He had imagined them immaculate before her eyes in high brown boots and Bedford cords.
“I don’t much like riding his horse,” he said. “He mightn’t like it. Besides, Uncle Soames wants to get back, I expect. Not that I believe in buckling under to him, you know. You haven’t got an uncle, have you? This is rather a good beast,” he added, scrutinising Jolly’s horse, a dark brown, which was showing the whites of its eyes. “You haven’t got any hunting here, I suppose?”
“No; I don’t know that I want to hunt. It must be awfully exciting, of course; but it’s cruel, isn’t it? June says so.”
“Cruel?” ejaculated Val. “Oh! that’s all rot. Who’s June?”
“My sister—my half-sister, you know—much older than me.” She had put her hands up to both cheeks of Jolly’s horse, and was rubbing her nose against its nose with a gentle snuffling noise which seemed to have an hypnotic effect on the animal. Val contemplated her cheek resting against the horse’s nose, and her eyes gleaming round at him. “She’s really a duck,” he thought.
They returned to the house less talkative, followed this time by the dog Balthasar, walking more slowly than anything on earth, and clearly expecting them not to exceed his speed limit.

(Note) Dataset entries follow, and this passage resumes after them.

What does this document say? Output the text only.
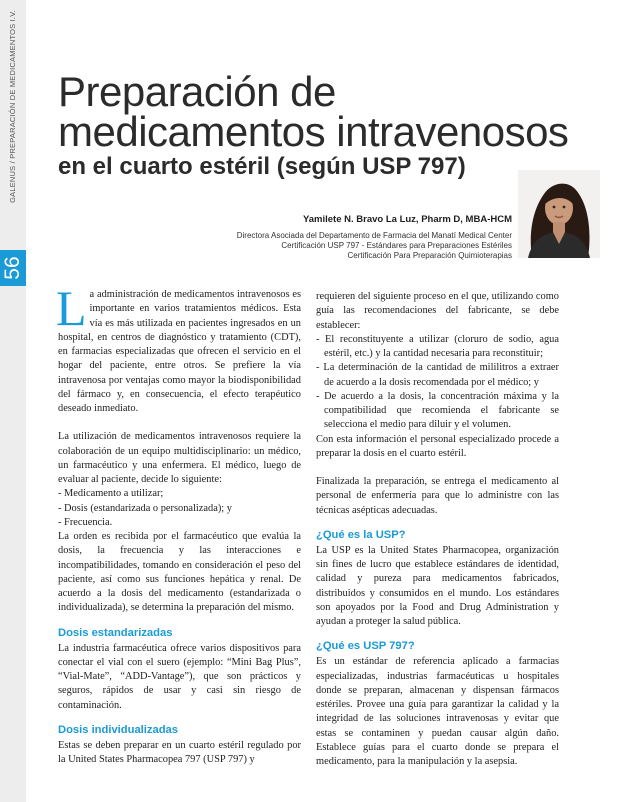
GALENUS / PREPARACIÓN DE MEDICAMENTOS I.V.
56
Preparación de
medicamentos intravenosos
en el cuarto estéril (según USP 797)
Yamilete N. Bravo La Luz, Pharm D, MBA-HCM
Directora Asociada del Departamento de Farmacia del Manatí Medical Center
Certificación USP 797 - Estándares para Preparaciones Estériles
Certificación Para Preparación Quimioterapias

La administración de medicamentos intravenosos es importante en varios tratamientos médicos. Esta vía es más utilizada en pacientes ingresados en un hospital, en centros de diagnóstico y tratamiento (CDT), en farmacias especializadas que ofrecen el servicio en el hogar del paciente, entre otros. Se prefiere la vía intravenosa por ventajas como mayor la biodisponibilidad del fármaco y, en consecuencia, el efecto terapéutico deseado inmediato.

La utilización de medicamentos intravenosos requiere la colaboración de un equipo multidisciplinario: un médico, un farmacéutico y una enfermera. El médico, luego de evaluar al paciente, decide lo siguiente:

- Medicamento a utilizar;

- Dosis (estandarizada o personalizada); y

- Frecuencia.

La orden es recibida por el farmacéutico que evalúa la dosis, la frecuencia y las interacciones e incompatibilidades, tomando en consideración el peso del paciente, así como sus funciones hepática y renal. De acuerdo a la dosis del medicamento (estandarizada o individualizada), se determina la preparación del mismo.

Dosis estandarizadas

La industria farmacéutica ofrece varios dispositivos para conectar el vial con el suero (ejemplo: “Mini Bag Plus”, “Vial-Mate”, “ADD-Vantage”), que son prácticos y seguros, rápidos de usar y casi sin riesgo de contaminación.

Dosis individualizadas

Estas se deben preparar en un cuarto estéril regulado por la United States Pharmacopea 797 (USP 797) y

requieren del siguiente proceso en el que, utilizando como guía las recomendaciones del fabricante, se debe establecer:

- El reconstituyente a utilizar (cloruro de sodio, agua estéril, etc.) y la cantidad necesaria para reconstituir;

- La determinación de la cantidad de mililitros a extraer de acuerdo a la dosis recomendada por el médico; y

- De acuerdo a la dosis, la concentración máxima y la compatibilidad que recomienda el fabricante se selecciona el medio para diluir y el volumen.

Con esta información el personal especializado procede a preparar la dosis en el cuarto estéril.

Finalizada la preparación, se entrega el medicamento al personal de enfermería para que lo administre con las técnicas asépticas adecuadas.

¿Qué es la USP?

La USP es la United States Pharmacopea, organización sin fines de lucro que establece estándares de identidad, calidad y pureza para medicamentos fabricados, distribuidos y consumidos en el mundo. Los estándares son apoyados por la Food and Drug Administration y ayudan a proteger la salud pública.

¿Qué es USP 797?

Es un estándar de referencia aplicado a farmacias especializadas, industrias farmacéuticas u hospitales donde se preparan, almacenan y dispensan fármacos estériles. Provee una guía para garantizar la calidad y la integridad de las soluciones intravenosas y evitar que estas se contaminen y puedan causar algún daño. Establece guías para el cuarto donde se prepara el medicamento, para la manipulación y la asepsia.
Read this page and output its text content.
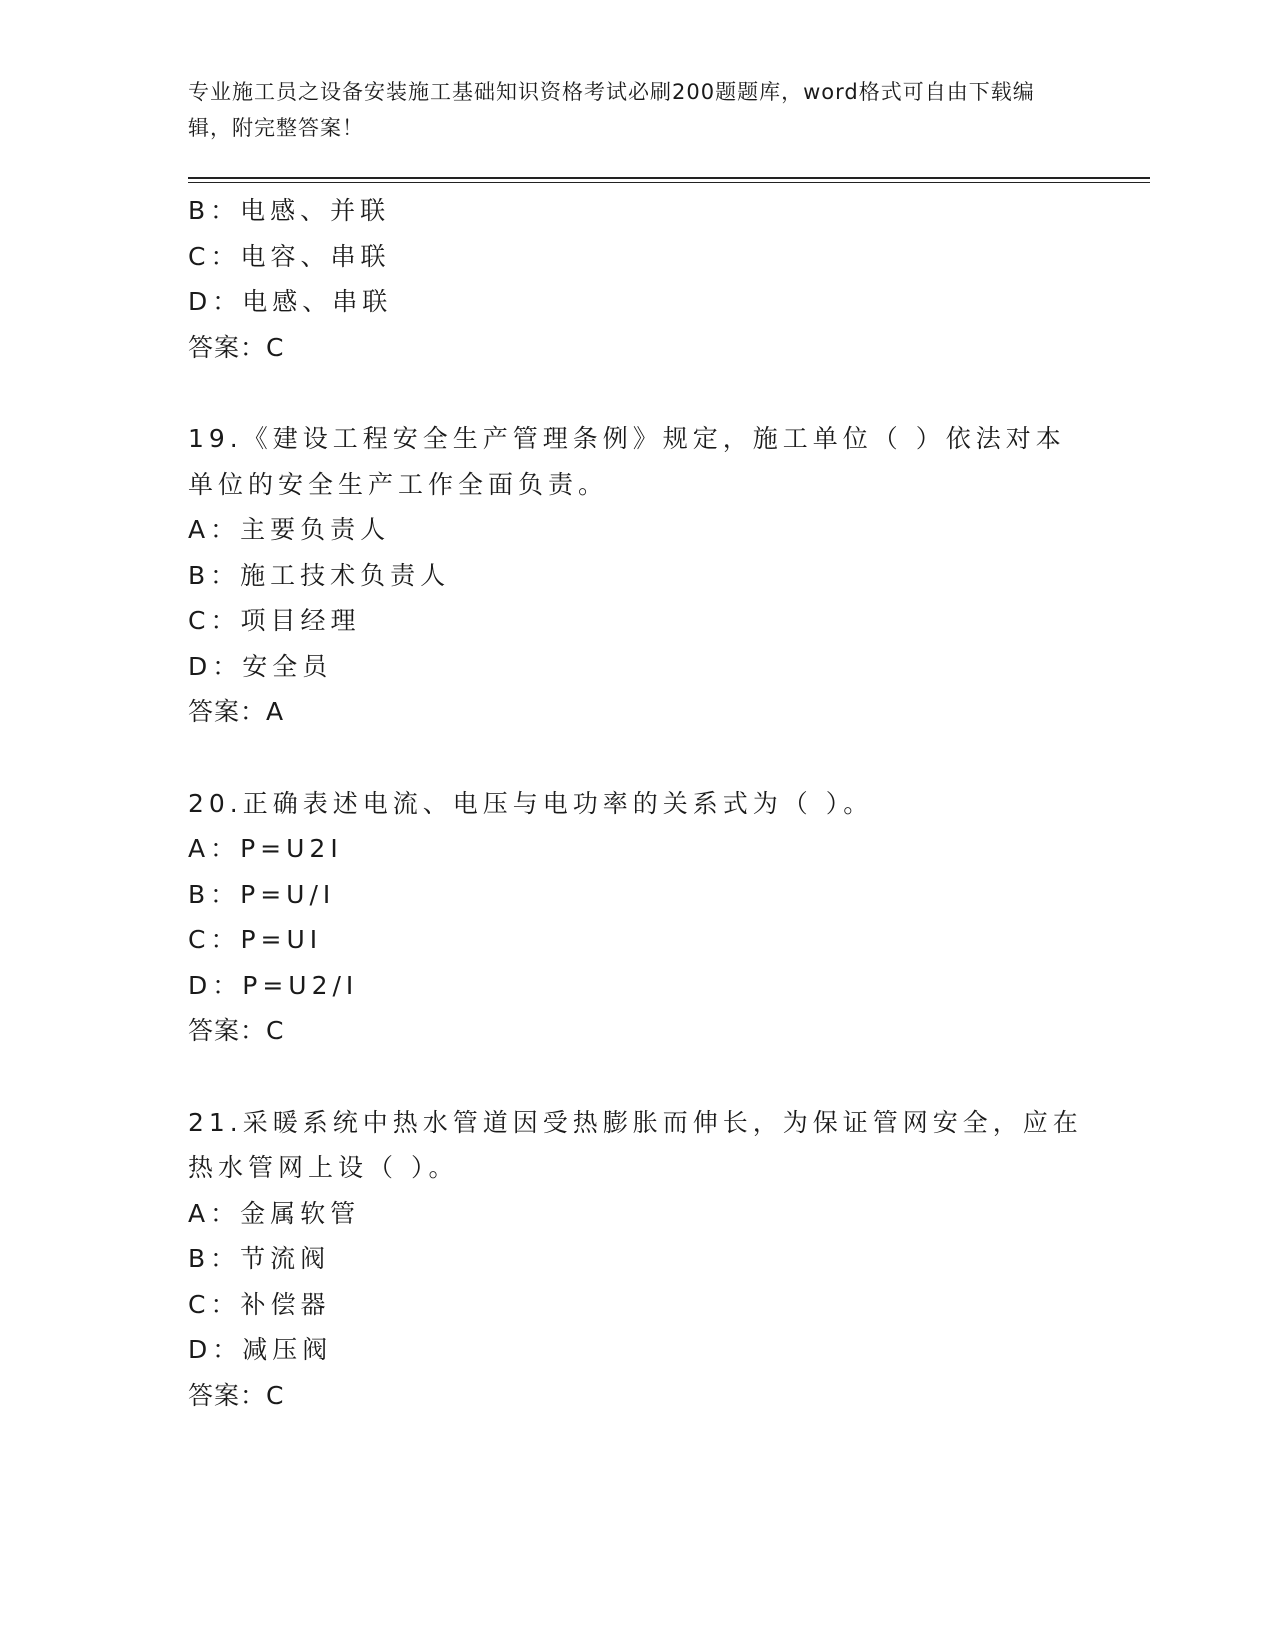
专业施工员之设备安装施工基础知识资格考试必刷200题题库，word格式可自由下载编辑，附完整答案！
B：电感、并联
C：电容、串联
D：电感、串联
答案：C
19.《建设工程安全生产管理条例》规定，施工单位（ ）依法对本单位的安全生产工作全面负责。
A：主要负责人
B：施工技术负责人
C：项目经理
D：安全员
答案：A
20.正确表述电流、电压与电功率的关系式为（ ）。
A：P=U2I
B：P=U/I
C：P=UI
D：P=U2/I
答案：C
21.采暖系统中热水管道因受热膨胀而伸长，为保证管网安全，应在热水管网上设（ ）。
A：金属软管
B：节流阀
C：补偿器
D：减压阀
答案：C
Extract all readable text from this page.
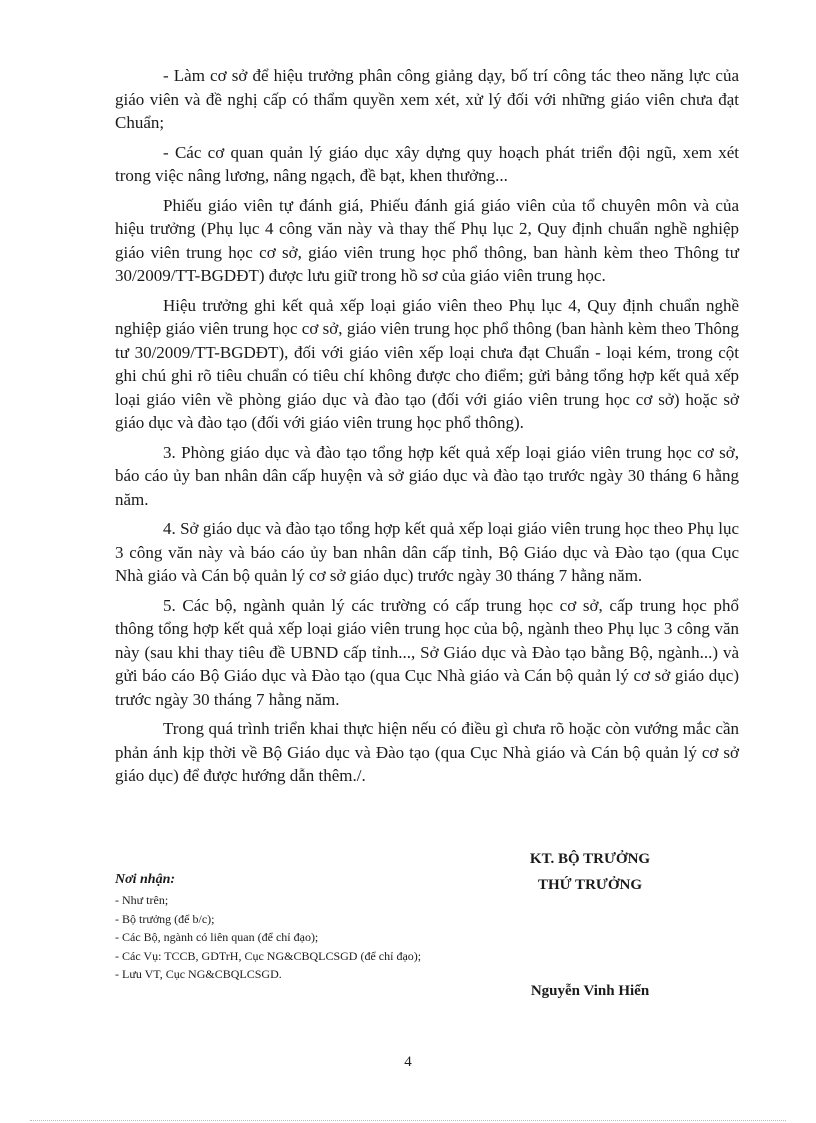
- Làm cơ sở để hiệu trưởng phân công giảng dạy, bố trí công tác theo năng lực của giáo viên và đề nghị cấp có thẩm quyền xem xét, xử lý đối với những giáo viên chưa đạt Chuẩn;

- Các cơ quan quản lý giáo dục xây dựng quy hoạch phát triển đội ngũ, xem xét trong việc nâng lương, nâng ngạch, đề bạt, khen thưởng...

Phiếu giáo viên tự đánh giá, Phiếu đánh giá giáo viên của tổ chuyên môn và của hiệu trưởng (Phụ lục 4 công văn này và thay thế Phụ lục 2, Quy định chuẩn nghề nghiệp giáo viên trung học cơ sở, giáo viên trung học phổ thông, ban hành kèm theo Thông tư 30/2009/TT-BGDĐT) được lưu giữ trong hồ sơ của giáo viên trung học.

Hiệu trưởng ghi kết quả xếp loại giáo viên theo Phụ lục 4, Quy định chuẩn nghề nghiệp giáo viên trung học cơ sở, giáo viên trung học phổ thông (ban hành kèm theo Thông tư 30/2009/TT-BGDĐT), đối với giáo viên xếp loại chưa đạt Chuẩn - loại kém, trong cột ghi chú ghi rõ tiêu chuẩn có tiêu chí không được cho điểm; gửi bảng tổng hợp kết quả xếp loại giáo viên về phòng giáo dục và đào tạo (đối với giáo viên trung học cơ sở) hoặc sở giáo dục và đào tạo (đối với giáo viên trung học phổ thông).

3. Phòng giáo dục và đào tạo tổng hợp kết quả xếp loại giáo viên trung học cơ sở, báo cáo ủy ban nhân dân cấp huyện và sở giáo dục và đào tạo trước ngày 30 tháng 6 hằng năm.

4. Sở giáo dục và đào tạo tổng hợp kết quả xếp loại giáo viên trung học theo Phụ lục 3 công văn này và báo cáo ủy ban nhân dân cấp tỉnh, Bộ Giáo dục và Đào tạo (qua Cục Nhà giáo và Cán bộ quản lý cơ sở giáo dục) trước ngày 30 tháng 7 hằng năm.

5. Các bộ, ngành quản lý các trường có cấp trung học cơ sở, cấp trung học phổ thông tổng hợp kết quả xếp loại giáo viên trung học của bộ, ngành theo Phụ lục 3 công văn này (sau khi thay tiêu đề UBND cấp tỉnh..., Sở Giáo dục và Đào tạo bằng Bộ, ngành...) và gửi báo cáo Bộ Giáo dục và Đào tạo (qua Cục Nhà giáo và Cán bộ quản lý cơ sở giáo dục) trước ngày 30 tháng 7 hằng năm.

Trong quá trình triển khai thực hiện nếu có điều gì chưa rõ hoặc còn vướng mắc cần phản ánh kịp thời về Bộ Giáo dục và Đào tạo (qua Cục Nhà giáo và Cán bộ quản lý cơ sở giáo dục) để được hướng dẫn thêm./.

KT. BỘ TRƯỞNG
THỨ TRƯỞNG
Nguyễn Vinh Hiển
Nơi nhận:
- Như trên;
- Bộ trưởng (để b/c);
- Các Bộ, ngành có liên quan (để chỉ đạo);
- Các Vụ: TCCB, GDTrH, Cục NG&CBQLCSGD (để chỉ đạo);
- Lưu VT, Cục NG&CBQLCSGD.
4
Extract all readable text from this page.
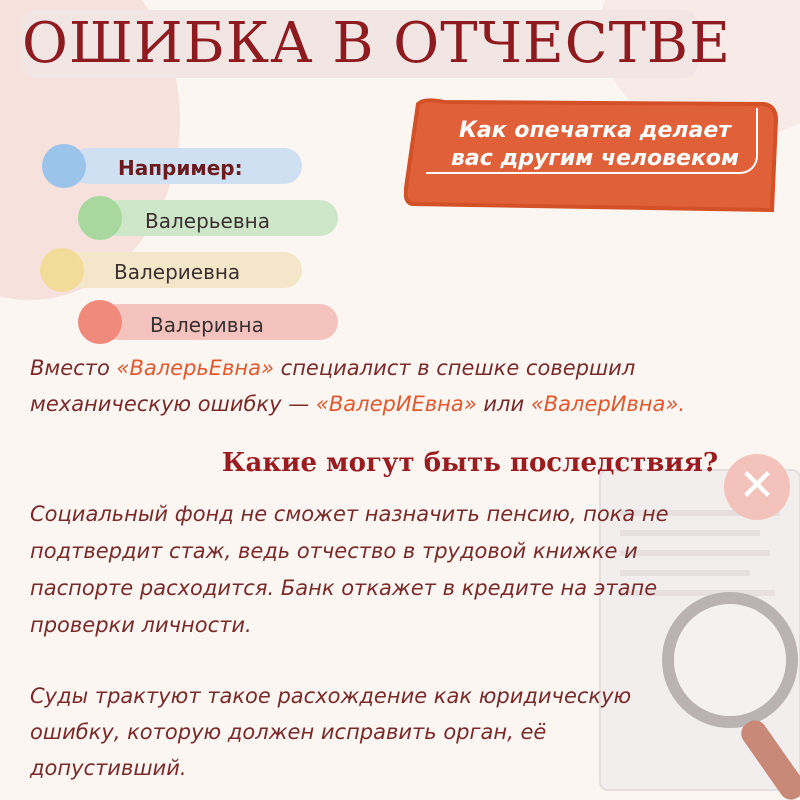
✕
ОШИБКА В ОТЧЕСТВЕ
Как опечатка делает
вас другим человеком
Например:
Валерьевна
Валериевна
Валеривна
Вместо «ВалерьЕвна» специалист в спешке совершил
механическую ошибку — «ВалерИЕвна» или «ВалерИвна».
Какие могут быть последствия?
Социальный фонд не сможет назначить пенсию, пока не
подтвердит стаж, ведь отчество в трудовой книжке и
паспорте расходится. Банк откажет в кредите на этапе
проверки личности.
Суды трактуют такое расхождение как юридическую
ошибку, которую должен исправить орган, её
допустивший.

“This is a ripping place,” said Val from under the oak tree, where they had paused to allow the dog Balthasar to come up.
“Yes,” said Holly, and sighed. “Of course I want to go everywhere. I wish I were a gipsy.”
“Yes, gipsies are jolly,” replied Val, with a conviction which had just come to him; “you’re rather like one, you know.”
Holly’s face shone suddenly and deeply, like dark leaves gilded by the sun.